Mills CS, Michou E, Bellamy MC, Siddle HJ, Brennan CA, Bojke C. Determining the Prevalence, Implementation Approaches, and Opinions of Above Cuff Vocalization: A Survey of Health Care Professionals.
Arch Phys Med Rehabil 2022;
103:394-401. [PMID:
34562433 PMCID:
PMC8890002 DOI:
10.1016/j.apmr.2021.08.016]
[Citation(s) in RCA: 0] [Impact Index Per Article: 0] [Reference Citation Analysis] [Abstract] [Key Words] [MESH Headings] [Grants] [Track Full Text] [Figures] [Journal Information] [Subscribe] [Scholar Register] [Received: 01/05/2021] [Revised: 08/05/2021] [Accepted: 08/20/2021] [Indexed: 11/17/2022]
Abstract
OBJECTIVE
To conduct an international survey to investigate the use of above cuff vocalization (ACV) and how practice and opinion differs.
DESIGN
Observational, cross-sectional online survey.
SETTING
Critical care, acute, rehabilitation, long-term care, and community.
PARTICIPANTS
Health care professionals involved in tracheostomy care or weaning (N=243).
INTERVENTIONS
Not applicable.
MAIN OUTCOME MEASURES
Tracheostomy management, prevalence, personal experiences and opinions, and barriers to use.
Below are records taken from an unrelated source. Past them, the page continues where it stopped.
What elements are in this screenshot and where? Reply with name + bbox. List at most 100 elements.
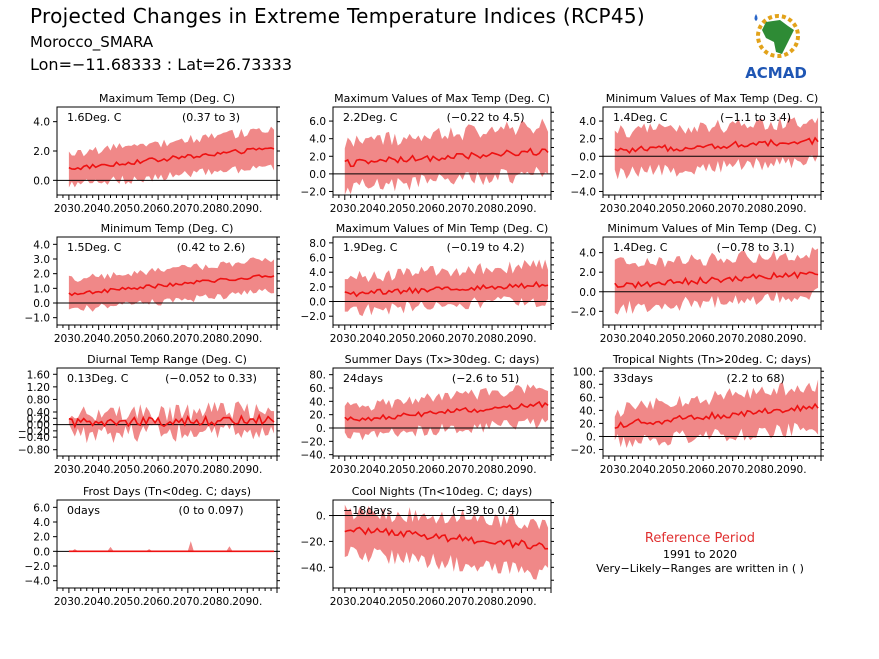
x-tick-label: 2090. <box>507 596 537 608</box>
range-band <box>615 380 818 448</box>
chart-title: Tropical Nights (Tn>20deg. C; days) <box>612 353 811 366</box>
y-tick-label: −40. <box>301 562 327 574</box>
chart-range: (0 to 0.097) <box>178 504 243 517</box>
y-tick-label: 2.0 <box>33 146 50 158</box>
y-tick-label: 80. <box>309 370 326 382</box>
y-tick-label: 20. <box>579 418 596 430</box>
chart-range: (−0.78 to 3.1) <box>717 241 795 254</box>
x-tick-label: 2040. <box>84 333 114 345</box>
y-tick-label: 0.0 <box>33 298 50 310</box>
y-tick-label: 0.0 <box>33 175 50 187</box>
chart-range: (−2.6 to 51) <box>452 372 519 385</box>
x-tick-label: 2070. <box>718 464 748 476</box>
y-tick-label: −2.0 <box>571 169 597 181</box>
x-tick-label: 2070. <box>173 333 203 345</box>
chart-summary: 1.4Deg. C <box>613 111 668 124</box>
x-tick-label: 2090. <box>507 203 537 215</box>
y-tick-label: 3.0 <box>33 254 50 266</box>
x-tick-label: 2060. <box>688 203 718 215</box>
chart-title: Diurnal Temp Range (Deg. C) <box>87 353 247 366</box>
y-tick-label: 60. <box>579 392 596 404</box>
x-tick-label: 2050. <box>389 203 419 215</box>
y-tick-label: 4.0 <box>33 239 50 251</box>
chart-summary: 0days <box>67 504 100 517</box>
chart-panel: −1.00.01.02.03.04.02030. 2040. 2050. 2060. 2… <box>25 222 281 345</box>
y-tick-label: 0.0 <box>309 297 326 309</box>
y-tick-label: −20. <box>571 444 597 456</box>
chart-summary: 2.2Deg. C <box>343 111 398 124</box>
y-tick-label: 4.0 <box>579 248 596 260</box>
x-tick-label: 2090. <box>232 596 262 608</box>
y-tick-label: 0.80 <box>27 394 50 406</box>
y-tick-label: 40. <box>579 405 596 417</box>
y-tick-label: 2.0 <box>579 267 596 279</box>
x-tick-label: 2060. <box>418 333 448 345</box>
x-tick-label: 2050. <box>389 333 419 345</box>
y-tick-label: 1.0 <box>33 283 50 295</box>
y-tick-label: 4.0 <box>33 517 50 529</box>
x-tick-label: 2090. <box>232 464 262 476</box>
chart-title: Maximum Values of Max Temp (Deg. C) <box>334 92 550 105</box>
chart-range: (0.37 to 3) <box>182 111 240 124</box>
x-tick-label: 2050. <box>389 596 419 608</box>
x-tick-label: 2080. <box>747 333 777 345</box>
x-tick-label: 2040. <box>359 333 389 345</box>
x-tick-label: 2030. <box>600 203 630 215</box>
y-tick-label: −2.0 <box>571 306 597 318</box>
x-tick-label: 2050. <box>113 203 143 215</box>
x-tick-label: 2080. <box>203 596 233 608</box>
x-tick-label: 2040. <box>629 333 659 345</box>
y-tick-label: 6.0 <box>309 253 326 265</box>
chart-title: Minimum Values of Min Temp (Deg. C) <box>607 222 816 235</box>
range-band <box>69 541 274 551</box>
x-tick-label: 2040. <box>84 464 114 476</box>
x-tick-label: 2090. <box>777 333 807 345</box>
x-tick-label: 2030. <box>330 333 360 345</box>
chart-panel: −2.00.02.04.06.02030. 2040. 2050. 2060. 2070… <box>301 92 555 215</box>
y-tick-label: 0.0 <box>309 169 326 181</box>
y-tick-label: −20. <box>301 536 327 548</box>
y-tick-label: 100. <box>573 366 596 378</box>
x-tick-label: 2080. <box>477 464 507 476</box>
x-tick-label: 2090. <box>777 203 807 215</box>
chart-range: (0.42 to 2.6) <box>177 241 246 254</box>
y-tick-label: −20. <box>301 436 327 448</box>
x-tick-label: 2060. <box>143 596 173 608</box>
range-band <box>615 247 818 314</box>
x-tick-label: 2050. <box>389 464 419 476</box>
x-tick-label: 2070. <box>173 464 203 476</box>
y-tick-label: 4.0 <box>309 134 326 146</box>
x-tick-label: 2070. <box>718 203 748 215</box>
x-tick-label: 2050. <box>113 596 143 608</box>
x-tick-label: 2050. <box>659 333 689 345</box>
chart-panel: −0.80−0.40−0.200.000.200.400.801.201.60 2… <box>18 353 280 476</box>
x-tick-label: 2080. <box>203 464 233 476</box>
x-tick-label: 2040. <box>359 596 389 608</box>
x-tick-label: 2070. <box>173 596 203 608</box>
chart-range: (−0.052 to 0.33) <box>165 372 257 385</box>
x-tick-label: 2060. <box>688 464 718 476</box>
x-tick-label: 2080. <box>747 203 777 215</box>
x-tick-label: 2070. <box>448 203 478 215</box>
x-tick-label: 2060. <box>143 333 173 345</box>
chart-title: Minimum Values of Max Temp (Deg. C) <box>606 92 819 105</box>
x-tick-label: 2070. <box>718 333 748 345</box>
chart-panel: −4.0−2.00.02.04.06.02030. 2040. 2050. 2060.… <box>25 485 281 608</box>
y-tick-label: 6.0 <box>33 502 50 514</box>
chart-summary: 1.4Deg. C <box>613 241 668 254</box>
reference-note: Very−Likely−Ranges are written in ( ) <box>590 562 810 575</box>
x-tick-label: 2060. <box>418 464 448 476</box>
y-tick-label: 2.0 <box>309 151 326 163</box>
x-tick-label: 2090. <box>232 203 262 215</box>
x-tick-label: 2080. <box>477 203 507 215</box>
chart-panel: −2.00.02.04.06.08.02030. 2040. 2050. 2060. 2… <box>301 222 555 345</box>
chart-title: Maximum Temp (Deg. C) <box>99 92 235 105</box>
y-tick-label: −40. <box>301 450 327 462</box>
x-tick-label: 2080. <box>203 333 233 345</box>
x-tick-label: 2030. <box>54 464 84 476</box>
y-tick-label: 40. <box>309 396 326 408</box>
chart-panel: −4.0 −2.0 0.0 2.0 4.0 2030. 2040. 2050. 2060. 207… <box>571 92 825 215</box>
chart-summary: 1.9Deg. C <box>343 241 398 254</box>
y-tick-label: 4.0 <box>579 116 596 128</box>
Quantitative data were reported descriptively, and content analysis was conducted with qualitative data.
RESULTS
The survey was completed by 243 health care professionals from 9 professional groups and 25 countries, with most responses from the United Kingdom (54%) and speech and language therapists (55%). ACV was used in 39% of services (n=93). Sixty percent (n=50/83) of health care professionals with direct experience of ACV had used it with <10 people. Implementation of ACV varied widely concerning procedures, contraindications, safety processes, professionals involved, competencies, staff training, delivery, and outcome measures. The top benefits were communication (n=76/93; 82%), mood (n=62/93; 67%), and laryngeal sensation (n=49/93; 53%). Complications included discomfort (n=54/93; 58%) and strained vocal quality (n=39/93; 42%). Barriers to ACV implementation included lack of knowledgeable staff (n=92/238; 39%) and lack of access to training (n=73/238; 31%).
CONCLUSIONS
ACV uptake varies internationally with no standardized approach to ACV delivery. Diversity of opinions on approaches and benefits exist. Serious complications are infrequent, but minor complications are common. Future research is needed to establish optimal ACV implementation to maximize benefits and minimize risks.